AB 75. Abdominal tuberculosis: presentation of two cases
Background: The presentation of two cases with tuberculous enteritis and tuberculous peritonitis respectively.
Patients and methods: Case 1. Α 53 year old immigrant male, with a past medical history of pulmonary tuberculosis and previous treatment, presented with anorexia, fatigue, intermittent abdominal pain, hoarseness and loss of weight during the past month. Chest radiography showed fibrotic scars and volume loss of the left upper lobe, while laryngoscopy revealed ulceration and oedema at the left aryepiglottic fold. On day 2 of his hospitalization in ENT clinic, patient presented acute abdominal pain, requiring surgical intervention. Surgical findings were a perforation of the small intestine, an edematous and friable mucosa and a widespread of ulcers. Bowel resection and end-to-end anastomosis were performed. Pathology results of the obtained biopsy samples from the small intestine and larynx revealed the presence of chronic caseating granuloma. Anti-tuberculous treatment with INH, RIF, PZ and EMB was administrated and patient improved gradually. Case 2. A 69 year old female with a medical history of end-stage renal disease treated with continuous ambulatory peritoneal dialysis, presented with fever, fatigue and abdominal pain during the past weeks. Chest radiography showed fibrotic scars of the upper lobes and CT of the abdomen was normal. The number of cells in peritoneal dialysis fluid was increased with a predominance of polymorphonuclear cells.

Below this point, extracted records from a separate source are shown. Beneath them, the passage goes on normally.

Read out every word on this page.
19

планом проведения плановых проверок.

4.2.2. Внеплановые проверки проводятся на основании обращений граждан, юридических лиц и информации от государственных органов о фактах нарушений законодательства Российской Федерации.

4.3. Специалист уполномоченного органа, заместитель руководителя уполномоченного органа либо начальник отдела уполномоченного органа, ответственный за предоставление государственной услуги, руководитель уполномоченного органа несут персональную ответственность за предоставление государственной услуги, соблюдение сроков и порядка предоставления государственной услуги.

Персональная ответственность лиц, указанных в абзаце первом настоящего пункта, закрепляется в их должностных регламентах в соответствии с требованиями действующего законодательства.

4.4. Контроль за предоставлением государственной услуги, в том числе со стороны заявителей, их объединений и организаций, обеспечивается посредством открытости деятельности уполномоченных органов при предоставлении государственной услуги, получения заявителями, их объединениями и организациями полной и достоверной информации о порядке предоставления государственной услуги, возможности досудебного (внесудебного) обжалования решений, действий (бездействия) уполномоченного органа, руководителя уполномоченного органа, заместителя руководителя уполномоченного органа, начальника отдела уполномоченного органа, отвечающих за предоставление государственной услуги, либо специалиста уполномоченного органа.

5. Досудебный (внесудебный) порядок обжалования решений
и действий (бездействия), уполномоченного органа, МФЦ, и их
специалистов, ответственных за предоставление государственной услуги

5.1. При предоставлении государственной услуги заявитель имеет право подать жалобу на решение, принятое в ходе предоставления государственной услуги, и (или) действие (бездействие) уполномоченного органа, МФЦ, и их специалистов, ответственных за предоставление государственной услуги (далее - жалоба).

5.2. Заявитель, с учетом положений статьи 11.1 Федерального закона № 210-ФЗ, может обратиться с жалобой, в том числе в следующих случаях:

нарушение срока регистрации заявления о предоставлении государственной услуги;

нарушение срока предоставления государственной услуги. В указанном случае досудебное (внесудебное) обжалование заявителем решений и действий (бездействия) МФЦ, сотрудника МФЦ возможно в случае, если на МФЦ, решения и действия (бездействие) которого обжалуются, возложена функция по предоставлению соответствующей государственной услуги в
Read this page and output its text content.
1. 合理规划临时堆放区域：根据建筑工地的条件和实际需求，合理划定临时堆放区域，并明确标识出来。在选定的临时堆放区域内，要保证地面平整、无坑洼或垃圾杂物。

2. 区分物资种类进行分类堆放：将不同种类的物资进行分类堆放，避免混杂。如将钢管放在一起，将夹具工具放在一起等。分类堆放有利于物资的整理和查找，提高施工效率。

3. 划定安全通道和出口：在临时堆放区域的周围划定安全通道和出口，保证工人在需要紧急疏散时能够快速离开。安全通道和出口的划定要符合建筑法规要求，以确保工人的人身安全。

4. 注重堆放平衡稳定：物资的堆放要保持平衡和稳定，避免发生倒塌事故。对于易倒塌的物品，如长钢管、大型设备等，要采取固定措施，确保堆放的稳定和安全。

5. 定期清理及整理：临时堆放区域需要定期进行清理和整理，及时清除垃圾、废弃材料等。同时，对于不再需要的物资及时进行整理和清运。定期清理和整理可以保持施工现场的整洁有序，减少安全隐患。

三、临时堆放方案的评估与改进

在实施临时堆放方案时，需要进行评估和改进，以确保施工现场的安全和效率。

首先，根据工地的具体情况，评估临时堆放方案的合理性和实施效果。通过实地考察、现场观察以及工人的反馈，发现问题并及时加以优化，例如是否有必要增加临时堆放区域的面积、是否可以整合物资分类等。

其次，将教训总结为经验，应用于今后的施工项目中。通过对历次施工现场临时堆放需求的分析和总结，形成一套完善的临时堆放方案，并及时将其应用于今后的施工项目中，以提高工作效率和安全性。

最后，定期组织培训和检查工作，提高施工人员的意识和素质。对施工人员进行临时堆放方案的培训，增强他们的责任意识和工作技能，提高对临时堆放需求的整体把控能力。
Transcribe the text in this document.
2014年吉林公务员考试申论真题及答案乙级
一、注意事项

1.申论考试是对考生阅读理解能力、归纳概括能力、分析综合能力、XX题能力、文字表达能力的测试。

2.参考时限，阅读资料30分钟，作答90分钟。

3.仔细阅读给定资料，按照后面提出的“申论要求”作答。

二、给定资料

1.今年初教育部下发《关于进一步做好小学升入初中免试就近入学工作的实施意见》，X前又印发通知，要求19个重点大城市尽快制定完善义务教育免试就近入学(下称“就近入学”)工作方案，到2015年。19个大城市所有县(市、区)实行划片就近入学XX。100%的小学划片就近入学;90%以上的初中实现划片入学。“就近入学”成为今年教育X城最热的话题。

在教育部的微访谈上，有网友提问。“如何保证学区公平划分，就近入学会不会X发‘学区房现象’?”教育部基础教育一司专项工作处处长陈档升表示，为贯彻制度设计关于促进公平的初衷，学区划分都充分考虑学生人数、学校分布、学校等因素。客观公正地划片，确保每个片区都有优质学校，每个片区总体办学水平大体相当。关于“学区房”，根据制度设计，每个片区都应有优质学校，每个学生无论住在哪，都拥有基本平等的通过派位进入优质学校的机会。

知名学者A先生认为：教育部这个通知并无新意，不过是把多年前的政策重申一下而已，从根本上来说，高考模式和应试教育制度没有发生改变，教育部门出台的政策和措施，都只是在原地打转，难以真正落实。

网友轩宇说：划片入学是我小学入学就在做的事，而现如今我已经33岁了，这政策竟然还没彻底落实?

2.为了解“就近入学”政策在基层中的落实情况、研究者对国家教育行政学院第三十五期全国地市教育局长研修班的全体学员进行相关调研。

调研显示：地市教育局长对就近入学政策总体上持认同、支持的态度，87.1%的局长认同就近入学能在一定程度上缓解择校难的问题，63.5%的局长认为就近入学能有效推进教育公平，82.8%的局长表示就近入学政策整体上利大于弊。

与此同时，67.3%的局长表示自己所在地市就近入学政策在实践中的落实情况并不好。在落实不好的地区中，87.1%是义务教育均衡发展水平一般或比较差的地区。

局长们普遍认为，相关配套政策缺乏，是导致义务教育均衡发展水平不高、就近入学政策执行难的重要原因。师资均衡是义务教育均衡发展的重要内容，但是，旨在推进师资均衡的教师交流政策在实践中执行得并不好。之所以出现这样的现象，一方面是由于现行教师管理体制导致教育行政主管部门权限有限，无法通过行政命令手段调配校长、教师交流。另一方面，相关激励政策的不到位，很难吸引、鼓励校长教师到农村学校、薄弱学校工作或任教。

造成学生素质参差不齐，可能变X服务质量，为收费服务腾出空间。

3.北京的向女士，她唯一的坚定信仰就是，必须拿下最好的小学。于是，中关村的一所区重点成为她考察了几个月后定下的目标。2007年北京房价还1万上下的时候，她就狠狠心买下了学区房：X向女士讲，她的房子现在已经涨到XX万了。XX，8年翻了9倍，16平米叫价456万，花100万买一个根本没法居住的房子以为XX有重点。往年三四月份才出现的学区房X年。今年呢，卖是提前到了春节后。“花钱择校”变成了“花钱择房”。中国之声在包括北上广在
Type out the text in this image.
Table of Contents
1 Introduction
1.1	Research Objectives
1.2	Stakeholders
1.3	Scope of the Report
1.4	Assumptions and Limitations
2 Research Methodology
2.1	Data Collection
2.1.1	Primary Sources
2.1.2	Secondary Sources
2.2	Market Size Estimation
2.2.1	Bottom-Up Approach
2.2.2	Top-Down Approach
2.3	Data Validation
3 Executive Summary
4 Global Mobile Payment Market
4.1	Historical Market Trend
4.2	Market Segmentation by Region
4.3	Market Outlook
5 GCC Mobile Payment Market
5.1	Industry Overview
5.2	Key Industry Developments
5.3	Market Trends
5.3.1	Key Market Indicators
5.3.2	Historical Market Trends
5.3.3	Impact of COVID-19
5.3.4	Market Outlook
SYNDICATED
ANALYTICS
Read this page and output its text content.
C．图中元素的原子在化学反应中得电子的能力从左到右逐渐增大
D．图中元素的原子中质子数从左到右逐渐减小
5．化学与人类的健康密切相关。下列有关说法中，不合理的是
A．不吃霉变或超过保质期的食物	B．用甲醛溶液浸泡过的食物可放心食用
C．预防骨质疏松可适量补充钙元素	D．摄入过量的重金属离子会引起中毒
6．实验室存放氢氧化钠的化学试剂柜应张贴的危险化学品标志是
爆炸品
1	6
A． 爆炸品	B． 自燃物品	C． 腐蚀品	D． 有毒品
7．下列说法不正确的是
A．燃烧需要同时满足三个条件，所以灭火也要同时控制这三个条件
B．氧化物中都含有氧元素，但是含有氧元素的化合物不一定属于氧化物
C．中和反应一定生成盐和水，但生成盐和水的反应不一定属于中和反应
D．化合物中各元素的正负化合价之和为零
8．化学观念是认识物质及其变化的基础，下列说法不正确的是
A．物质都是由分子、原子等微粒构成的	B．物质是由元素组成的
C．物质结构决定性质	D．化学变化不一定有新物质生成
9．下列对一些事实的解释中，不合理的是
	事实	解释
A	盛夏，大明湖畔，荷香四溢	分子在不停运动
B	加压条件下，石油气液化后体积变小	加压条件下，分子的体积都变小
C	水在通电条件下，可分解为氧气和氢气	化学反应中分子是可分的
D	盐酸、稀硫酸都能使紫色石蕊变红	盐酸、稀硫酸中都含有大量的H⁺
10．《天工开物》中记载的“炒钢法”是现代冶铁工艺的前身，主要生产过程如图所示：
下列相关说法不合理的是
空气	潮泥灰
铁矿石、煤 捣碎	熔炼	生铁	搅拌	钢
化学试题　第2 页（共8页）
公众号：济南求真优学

An initial diagnosis of bacterial peritonitis was made and broadspectrum antibiotics were administrated, without improvement. The cultures of the peritoneal fluid were negative for common bacteria. Tuberculin sensitivity test was positive. The Ziehl-Neelsen stain of the peritoneal fluid was positive for acid-fast bacilli and culture identified Mycobacterium Tuberculosis. Αnti-tuberculous treatment with INH, RIF, PZ and EMB was started and patient responded promptly with resolution of abdominal pain and remission of fever.
Conclusions: A high index of suspicion must be maintained for abdominal tuberculosis in high-risk for tuberculosis patients who present with abdominal symptoms.